慌てて五階のバルコニーから下を覗き、そのときに下から見上げる男
性と まともに目がかち合った。一階下の江本さんのご主人です。歳は
三十代の後半ぐらいと、ほぼ主人と同じですけど、江本さんは背が高
くて体つきも締まってて素敵な人。
 その彼が、赤いパンティ手に持って私を見上げて笑ってる。

 嫌な汗がドーっと出て、私は飛び出していったのでした。

「これはこれは河原さん、おはようございます」
「は、はい、おはようございます」
 ああ燃える。頬が火事です。
「今日はちょっと寝坊してしまって遅刻ぎみなんですが、なんだか朝
からラッキーですね? あっはっはっ!」
「すすす、すみません、慌て者で私・・」
「いえいえどうして、はいどうぞ。落ちてくるところをキャッチしま
したから下には落ちていませんよ。僕は野球部です、はっはっはっ!」
 私もう茹でタコみたいに顔を赤くし冷や汗もので受け取ると・・パ、
パンティが裏返しになってます! 
 もう最悪・・アソコにあたっていたところが彼にしっかり握られて。
 彼も彼で、目の泳ぐ私を含み笑って見つめてて・・。
「それにしても可愛いなぁ、むふふ」
「い、嫌ですわ・・ああ、どうしましょ、恥ずかしい・・」
 ご近所あたりに轟くばかりに大笑いされました。

 そしてその日の夕刻のこと。その日は午後になって、主人がいない
のをいいことに渋谷に遊びに出たのですけど、その帰り、渋谷の駅の
構内で江本さんにそっくりの後ろ姿を見たのです。
 江本さんね、なんだか元気なさげに背中を丸めているようで・・会
社で何かあったのではと直感した私は、今朝のこともあり、お茶ぐら
いならいいかなと思ったもので、声を掛けてみたのです。
「江本さーん」
「え? ああ! これはこれは。今日はまた、こんな時刻に?」
「主人が出張でいないんですよ、三ヶ月ほどらしいんですが関西に」
「ほうほう、あ、そうですか、それで久々羽をのばして?」
「うふふ、そういうことです。今朝ほどは失礼しました」
「いえいえ、失礼どころかお礼したいぐらいのもので。いやぁ、あれ
にはまあ、鼻血が・・」
「も、もう・・嫌ですわ、エッチぃ」
「お時間あるならお茶でもどうすか? なんなら飯でも? 奢ります
よ?」
 先に言われてしまったわけで。
 でも、なんだかやっぱり元気がなさそう。

「・・つぶれた?」
「不動産業界なんて直撃ですよ。
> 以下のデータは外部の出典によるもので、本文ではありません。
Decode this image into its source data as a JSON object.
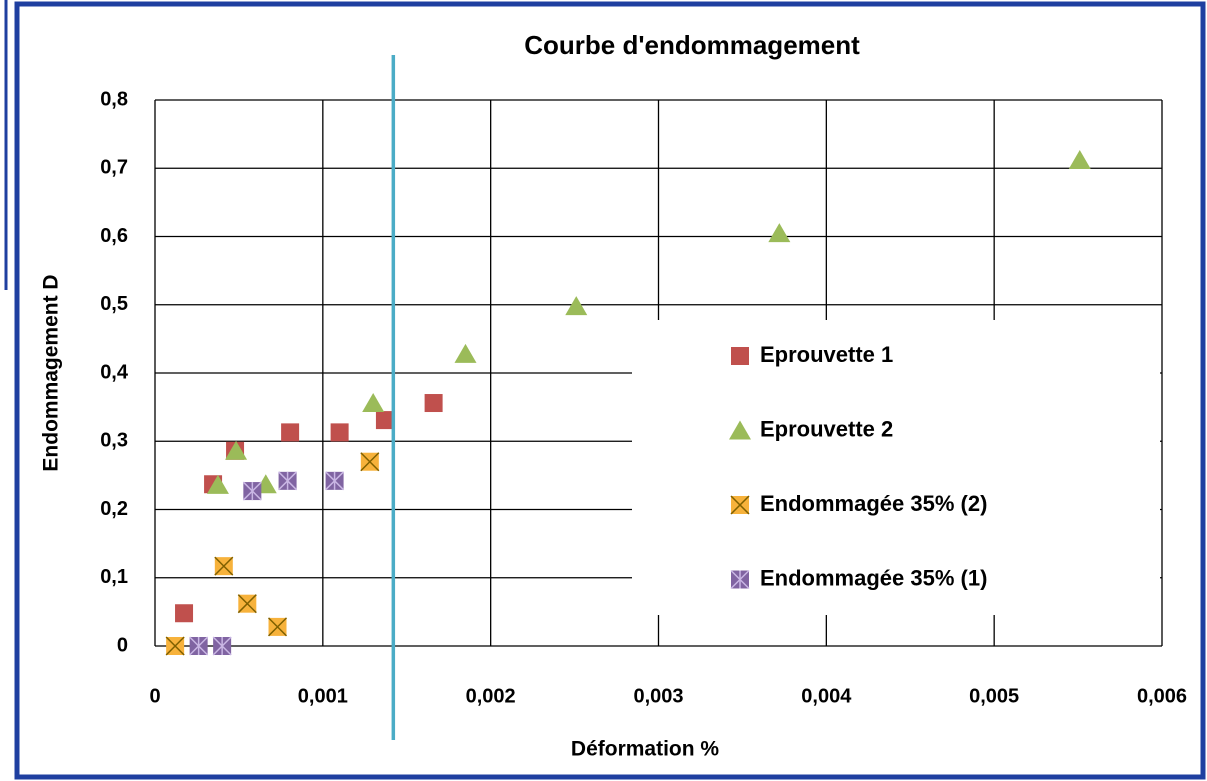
{
  "chart_data": {
    "type": "scatter",
    "title": "Courbe d'endommagement",
    "xlabel": "Déformation %",
    "ylabel": "Endommagement D",
    "xlim": [
      0,
      0.006
    ],
    "ylim": [
      0,
      0.8
    ],
    "xticks": [
      0,
      {
        "value": 0.001,
        "label": "0,001"
      },
      {
        "value": 0.002,
        "label": "0,002"
      },
      {
        "value": 0.003,
        "label": "0,003"
      },
      {
        "value": 0.004,
        "label": "0,004"
      },
      {
        "value": 0.005,
        "label": "0,005"
      },
      {
        "value": 0.006,
        "label": "0,006"
      }
    ],
    "yticks": [
      0,
      {
        "value": 0.1,
        "label": "0,1"
      },
      {
        "value": 0.2,
        "label": "0,2"
      },
      {
        "value": 0.3,
        "label": "0,3"
      },
      {
        "value": 0.4,
        "label": "0,4"
      },
      {
        "value": 0.5,
        "label": "0,5"
      },
      {
        "value": 0.6,
        "label": "0,6"
      },
      {
        "value": 0.7,
        "label": "0,7"
      },
      {
        "value": 0.8,
        "label": "0,8"
      }
    ],
    "grid": true,
    "vline": 0.00142,
    "vline_color": "#4bacc6",
    "series": [
      {
        "name": "Eprouvette 1",
        "color": "#c0504d",
        "marker": "square",
        "x": [
          0.000173,
          0.000346,
          0.000477,
          0.000805,
          0.0011,
          0.00137,
          0.00166
        ],
        "values": [
          0.048,
          0.237,
          0.286,
          0.313,
          0.313,
          0.331,
          0.356
        ]
      },
      {
        "name": "Eprouvette 2",
        "color": "#9bbb59",
        "marker": "triangle",
        "x": [
          0.000375,
          0.000483,
          0.00066,
          0.0013,
          0.00185,
          0.00251,
          0.00372,
          0.00551
        ],
        "values": [
          0.236,
          0.286,
          0.237,
          0.356,
          0.428,
          0.498,
          0.605,
          0.712
        ]
      },
      {
        "name": "Endommagée 35% (2)",
        "color": "#f7b23b",
        "marker": "xbox",
        "x": [
          0.00012,
          0.00041,
          0.00055,
          0.00073,
          0.00128
        ],
        "values": [
          0,
          0.117,
          0.062,
          0.028,
          0.27
        ]
      },
      {
        "name": "Endommagée 35% (1)",
        "color": "#8064a2",
        "marker": "star",
        "x": [
          0.00026,
          0.0004,
          0.00058,
          0.00079,
          0.00107
        ],
        "values": [
          0,
          0,
          0.227,
          0.242,
          0.242
        ]
      }
    ]
  }
}
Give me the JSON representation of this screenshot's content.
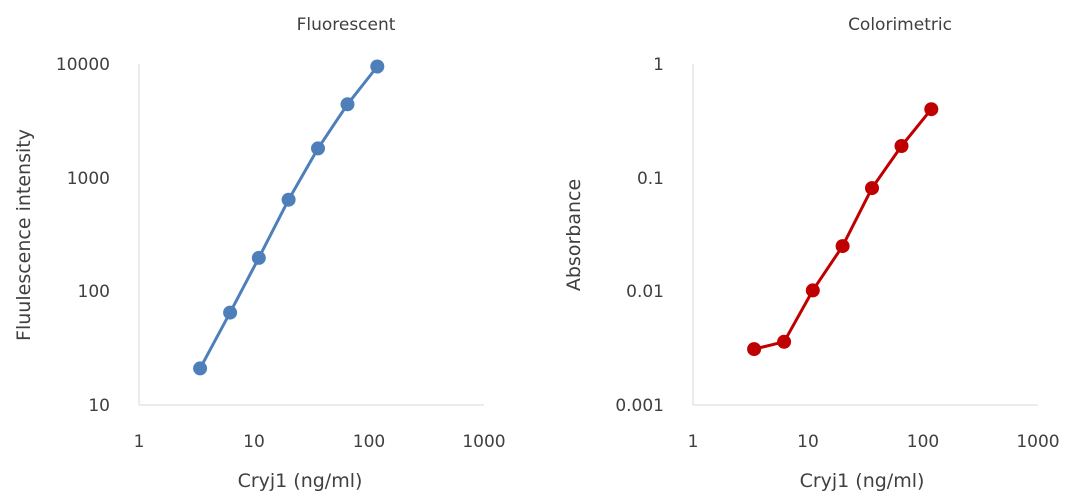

大手のマンション屋がバタバタ逝っ
てる中、ウチみたいな零細がいままでやってこれたことがおかしいん
だ」
「いつのことですの?」
「じつは先々月のことなんです。トンズラですよ社長の野郎。それで
今日も職安とそれから知り合いの業者筋を回っていたわけで。みっと
もない話です」
 返す言葉が探せません。
「それで今朝ね・・あれはよかったなー、うん、よかった。あっはっ
は」
「よかった・・とは?」
「久々に腹から笑えて、今日は何かいいことあるかなと思ったんです
が、甘かったです。いえね、ウチのヤツともしばらく前に、ちょっと
やり合っちゃいましてね、それでいま子供を連れて実家に帰ってるん
です」
「そんな・・そういうときこそ助け合うのが・・」
 彼、違う違うと宙を扇いで・・。
「あ、いえいえ、アイツは悪くないんですよ、苛立った僕がちょっと
ぶつけてしまったもので。まったく情けない男です」

 ご飯だけで終わらせるつもりだったのですが・・。

「ちょっと?」と、私がグラスを傾ける仕草をすると・・。
「ありがとう、嬉しいな」って、こくんて頭を下げたのです。